The third and last step of our methodology involves generating the model itself. Given the system description and design specification, this step combines them to determine appropriate encoding and decoding rules needed to implement the desired behavior. There are two sets of encoding and decoding rules: the first relates higher-order representations (e.g., vectors) to lower-order representations (e.g., neuron firing rates); and the second set of rules determines transformations of representations at a given level of representation. In this step, we can compute the linear decoding that meets the design specifications and also determine the connection weights between neurons in our model network.

As well, at this step it is possible to determine which aspects of the system will be simulated with the greatest detail and which will be simulated with less detail. We can, in other words, construct models that are simulated partly at the level of spiking conductance-based neurons and partly at the level of, for example, neuronal groups. This is extremely useful when we have limited computational power and large models.

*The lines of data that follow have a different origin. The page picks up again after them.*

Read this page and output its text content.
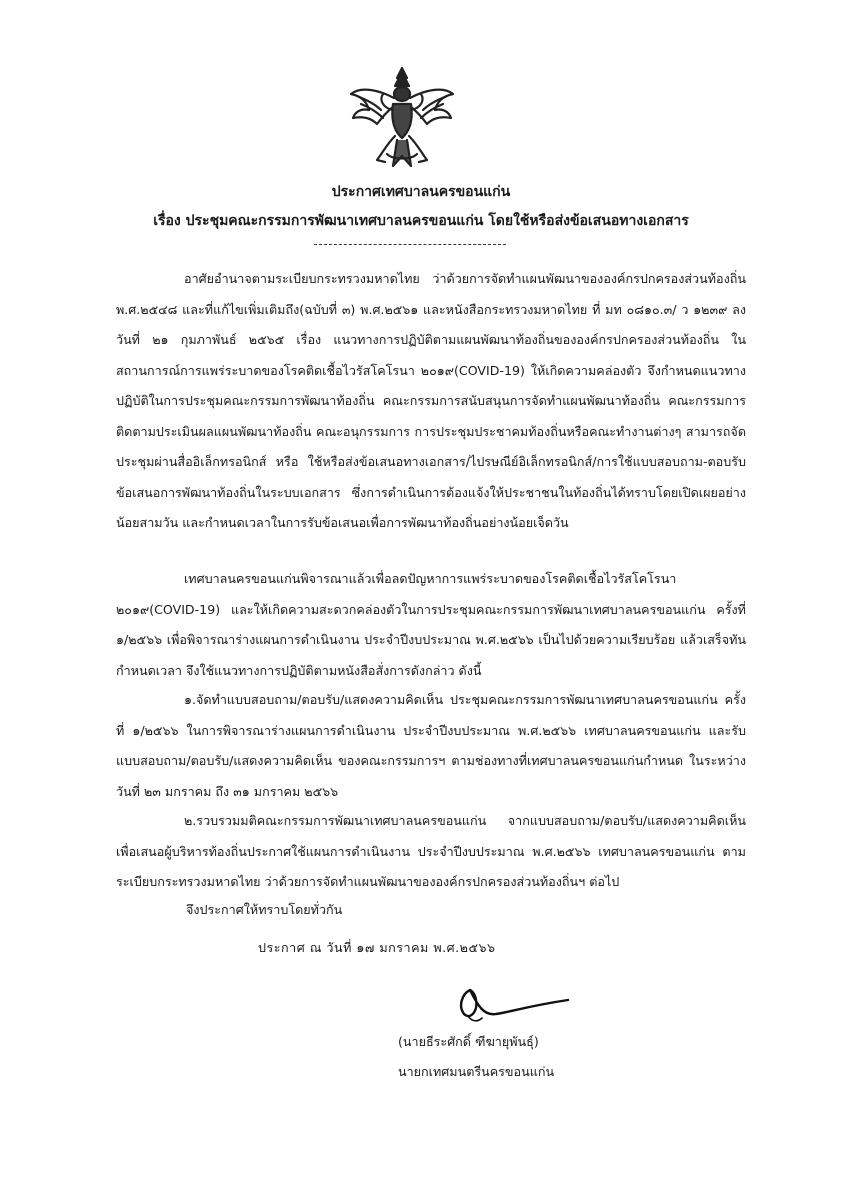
ประกาศเทศบาลนครขอนแก่น
เรื่อง ประชุมคณะกรรมการพัฒนาเทศบาลนครขอนแก่น โดยใช้หรือส่งข้อเสนอทางเอกสาร

อาศัยอำนาจตามระเบียบกระทรวงมหาดไทย ว่าด้วยการจัดทำแผนพัฒนาขององค์กรปกครองส่วนท้องถิ่น พ.ศ.๒๕๔๘ และที่แก้ไขเพิ่มเติมถึง(ฉบับที่ ๓) พ.ศ.๒๕๖๑ และหนังสือกระทรวงมหาดไทย ที่ มท ๐๘๑๐.๓/ ว ๑๒๓๙ ลงวันที่ ๒๑ กุมภาพันธ์ ๒๕๖๕ เรื่อง แนวทางการปฏิบัติตามแผนพัฒนาท้องถิ่นขององค์กรปกครองส่วนท้องถิ่น ในสถานการณ์การแพร่ระบาดของโรคติดเชื้อไวรัสโคโรนา ๒๐๑๙(COVID-19) ให้เกิดความคล่องตัว จึงกำหนดแนวทางปฏิบัติในการประชุมคณะกรรมการพัฒนาท้องถิ่น คณะกรรมการสนับสนุนการจัดทำแผนพัฒนาท้องถิ่น คณะกรรมการติดตามประเมินผลแผนพัฒนาท้องถิ่น คณะอนุกรรมการ การประชุมประชาคมท้องถิ่นหรือคณะทำงานต่างๆ สามารถจัดประชุมผ่านสื่ออิเล็กทรอนิกส์ หรือ ใช้หรือส่งข้อเสนอทางเอกสาร/ไปรษณีย์อิเล็กทรอนิกส์/การใช้แบบสอบถาม-ตอบรับข้อเสนอการพัฒนาท้องถิ่นในระบบเอกสาร ซึ่งการดำเนินการต้องแจ้งให้ประชาชนในท้องถิ่นได้ทราบโดยเปิดเผยอย่างน้อยสามวัน และกำหนดเวลาในการรับข้อเสนอเพื่อการพัฒนาท้องถิ่นอย่างน้อยเจ็ดวัน

เทศบาลนครขอนแก่นพิจารณาแล้วเพื่อลดปัญหาการแพร่ระบาดของโรคติดเชื้อไวรัสโคโรนา ๒๐๑๙(COVID-19) และให้เกิดความสะดวกคล่องตัวในการประชุมคณะกรรมการพัฒนาเทศบาลนครขอนแก่น ครั้งที่ ๑/๒๕๖๖ เพื่อพิจารณาร่างแผนการดำเนินงาน ประจำปีงบประมาณ พ.ศ.๒๕๖๖ เป็นไปด้วยความเรียบร้อย แล้วเสร็จทันกำหนดเวลา จึงใช้แนวทางการปฏิบัติตามหนังสือสั่งการดังกล่าว ดังนี้

๑.จัดทำแบบสอบถาม/ตอบรับ/แสดงความคิดเห็น ประชุมคณะกรรมการพัฒนาเทศบาลนครขอนแก่น ครั้งที่ ๑/๒๕๖๖ ในการพิจารณาร่างแผนการดำเนินงาน ประจำปีงบประมาณ พ.ศ.๒๕๖๖ เทศบาลนครขอนแก่น และรับแบบสอบถาม/ตอบรับ/แสดงความคิดเห็น ของคณะกรรมการฯ ตามช่องทางที่เทศบาลนครขอนแก่นกำหนด ในระหว่างวันที่ ๒๓ มกราคม ถึง ๓๑ มกราคม ๒๕๖๖

๒.รวบรวมมติคณะกรรมการพัฒนาเทศบาลนครขอนแก่น จากแบบสอบถาม/ตอบรับ/แสดงความคิดเห็น เพื่อเสนอผู้บริหารท้องถิ่นประกาศใช้แผนการดำเนินงาน ประจำปีงบประมาณ พ.ศ.๒๕๖๖ เทศบาลนครขอนแก่น ตามระเบียบกระทรวงมหาดไทย ว่าด้วยการจัดทำแผนพัฒนาขององค์กรปกครองส่วนท้องถิ่นฯ ต่อไป

จึงประกาศให้ทราบโดยทั่วกัน
ประกาศ ณ วันที่ ๑๗ มกราคม พ.ศ.๒๕๖๖
(นายธีระศักดิ์ ฑีฆายุพันธุ์)
นายกเทศมนตรีนครขอนแก่น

Together, these three steps provide a kind of algorithm for generating models of neurobiological systems. However, applying these steps to real systems is seldom a straightforward task. Although we have presented the methodology as three consecutive steps, we have found that it is better practice to iterate over these steps than to simply follow them in serial order. Often, the behaviors of an initial implementation can help inform a reworking of the initial system description. Similarly, design specifications can serve to modify initial system descriptions. A large part of the reason for this kind of interplay between steps is the preponderance of gaps in our knowledge about the systems we are modeling. Of course, one of the greatest benefits of a good simulation can be determining precisely what the knowledge is that we are missing.